What nobody can ever answer in this debate is why selection by ability is "unfair" yet it is thought perfectly fair for all children to be forced to go to their nearest school, which might be dire.

We've just moved away from a grammar area (work, not deliberate). We aren't overburdened with money and couldn't afford any of the "nice" areas that automatically feed into the half decent schools in this area. So we live in a normal house in a road that is OK but our nearest secondary is awful. I just hope it turns around in the next 8 years or it looks like we'll have to move again, and I'm sure we can't afford to.

In Kent, although we wouldn't have technically been in the catchment for the grammar, which was on the other side of the town, our boys got to go there on ability. That is so much fairer than selection by bank balance/ postcode.

waterlooroadisadocumentary Sat 13-Nov-10 16:05:09

Of course it is not fair when you are in catchment for a dire school, I am in that situation. However my dd's school is so awful because so many local parents opt out of the state sector . If my dd's school had nor become a ghetto for the poor, those that don't care and the odd leftie it would be a different place.

peteneras Sun 14-Nov-10 05:09:27

A2363, I know things have changed considerably in many of the London Catholic schools in the last six or seven years and quite rightly so. Dare I say perhaps I had a hand in this change?

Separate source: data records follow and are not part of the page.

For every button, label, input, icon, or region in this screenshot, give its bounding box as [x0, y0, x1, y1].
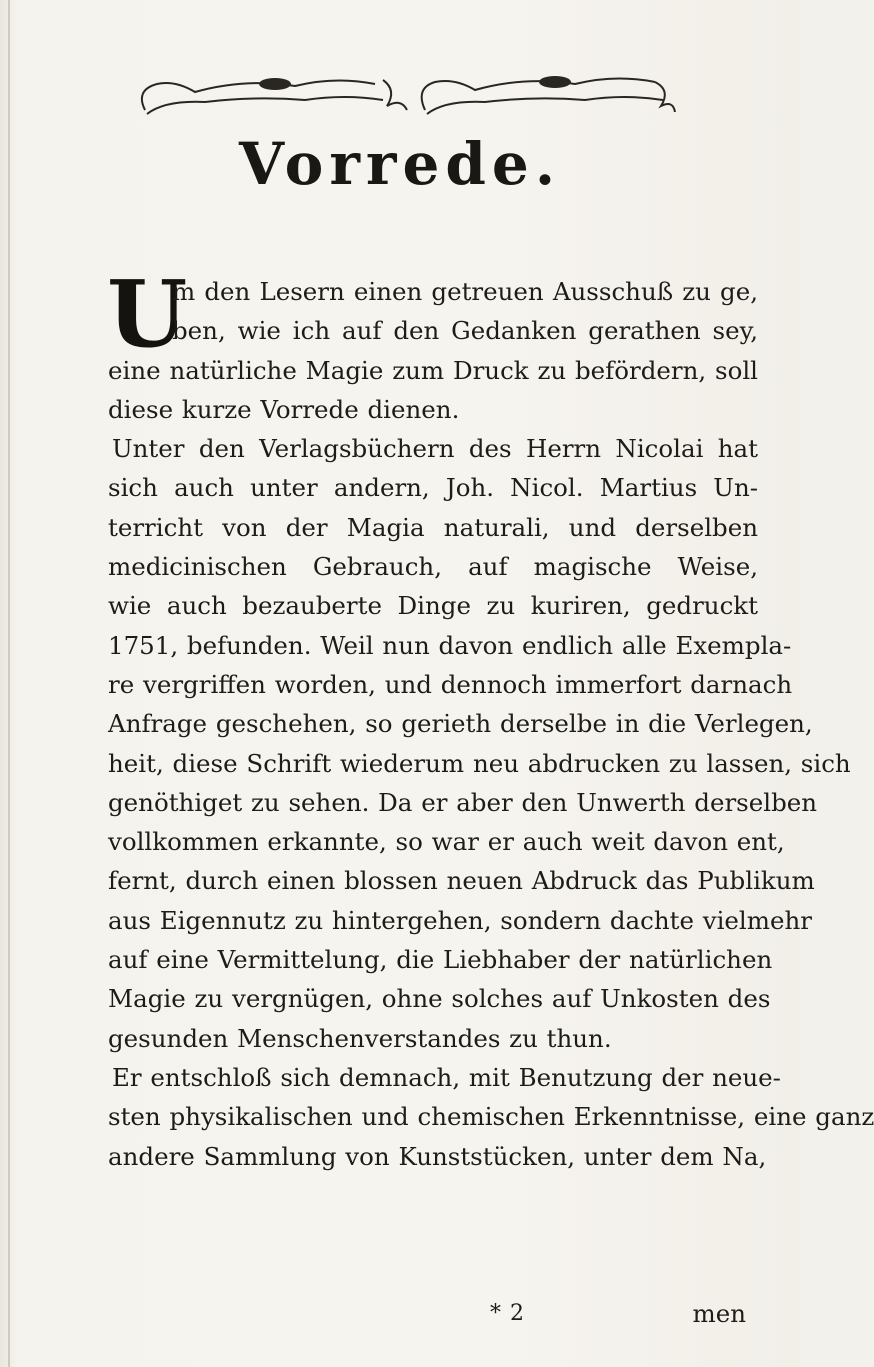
page-title: Vorrede. — [238, 130, 562, 198]
text-line: ben, wie ich auf den Gedanken gerathen sey, — [172, 316, 758, 346]
page-footer — [108, 1296, 758, 1332]
preface-text — [108, 272, 874, 1176]
text-line: auf eine Vermittelung, die Liebhaber der natürlichen — [108, 945, 773, 975]
text-line: Unter den Verlagsbüchern des Herrn Nicolai hat — [112, 434, 758, 464]
text-line: Er entschloß sich demnach, mit Benutzung der neue- — [112, 1062, 781, 1092]
text-line: genöthiget zu sehen. Da er aber den Unwerth derselben — [108, 787, 818, 817]
text-line: terricht von der Magia naturali, und derselben — [108, 512, 758, 542]
text-line: aus Eigennutz zu hintergehen, sondern dachte vielmehr — [108, 905, 812, 935]
text-line: andere Sammlung von Kunststücken, unter dem Na, — [108, 1141, 767, 1171]
signature-mark: * 2 — [490, 1301, 525, 1326]
text-line: re vergriffen worden, und dennoch immerfort darnach — [108, 669, 793, 699]
drop-cap-initial: U — [107, 260, 188, 368]
text-line: wie auch bezauberte Dinge zu kuriren, gedruckt — [108, 591, 758, 621]
headpiece-ornament — [135, 70, 675, 122]
page-binding-edge — [8, 0, 10, 1367]
text-line: Anfrage geschehen, so gerieth derselbe in die Verlegen, — [108, 709, 813, 739]
text-line: diese kurze Vorrede dienen. — [108, 394, 460, 424]
catchword: men — [692, 1299, 746, 1328]
text-line: sich auch unter andern, Joh. Nicol. Martius Un- — [108, 473, 758, 503]
text-line: 1751, befunden. Weil nun davon endlich alle Exempla- — [108, 630, 792, 660]
text-line: sten physikalischen und chemischen Erkenntnisse, eine ganz — [108, 1102, 874, 1132]
text-line: medicinischen Gebrauch, auf magische Weise, — [108, 552, 758, 582]
text-line: eine natürliche Magie zum Druck zu befördern, soll — [108, 355, 758, 385]
text-line: fernt, durch einen blossen neuen Abdruck das Publikum — [108, 866, 815, 896]
text-line: Magie zu vergnügen, ohne solches auf Unkosten des — [108, 984, 771, 1014]
text-line: m den Lesern einen getreuen Ausschuß zu ge, — [172, 277, 758, 306]
text-line: vollkommen erkannte, so war er auch weit davon ent, — [108, 827, 785, 857]
text-line: heit, diese Schrift wiederum neu abdrucken zu lassen, sich — [108, 748, 851, 778]
text-line: gesunden Menschenverstandes zu thun. — [108, 1023, 612, 1053]
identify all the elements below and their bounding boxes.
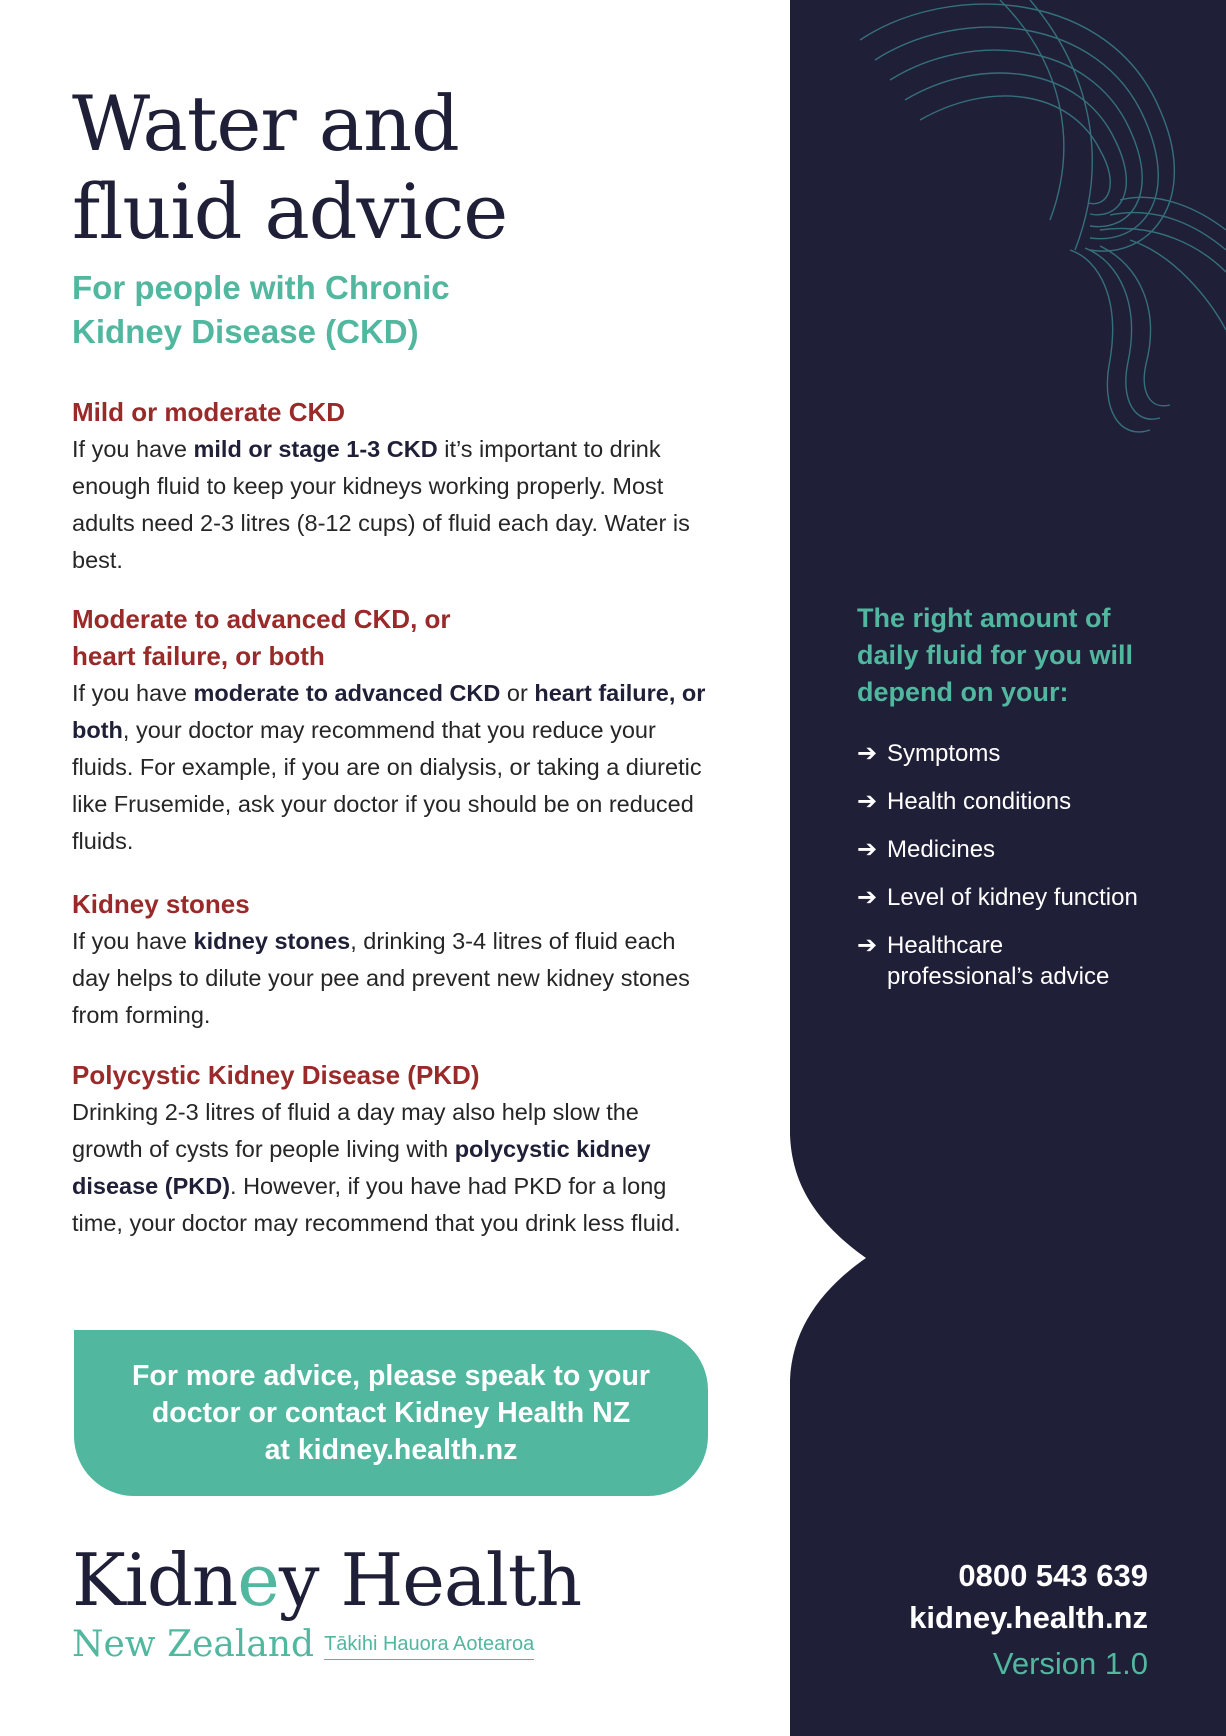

Please note I’ve nothing whatsoever against single-parent family, 2-Catholic-parent family, Muslim family, Hindu family, gay family or whatever family. If Catholic schools like the London Oratory want to use criterion like “Catholicity” as a fundamental tool in determining its admissions selection, then they must stick to the guidance and rules as per the published Guidance issued by the various Archdioceses of London and surround and other Regulations. Hypocrite Governing Bodies were setting up and interpreting their own rules even to the extent of overriding a parish priest’s authority on who is or isn’t a practising Catholic. That’s not to mention some of the admissions criteria set by these hypocrites are actually illegal.

The damning indictment at the end of the first paragraph of this(1) and this(2) directive sent to the Chair of Governors of the London Oratory by the then DfES in 2003 following my complaint says it all.

I believe the scanned document you referred to, A2363, is the updated version whilst this 2003 version was current when I applied.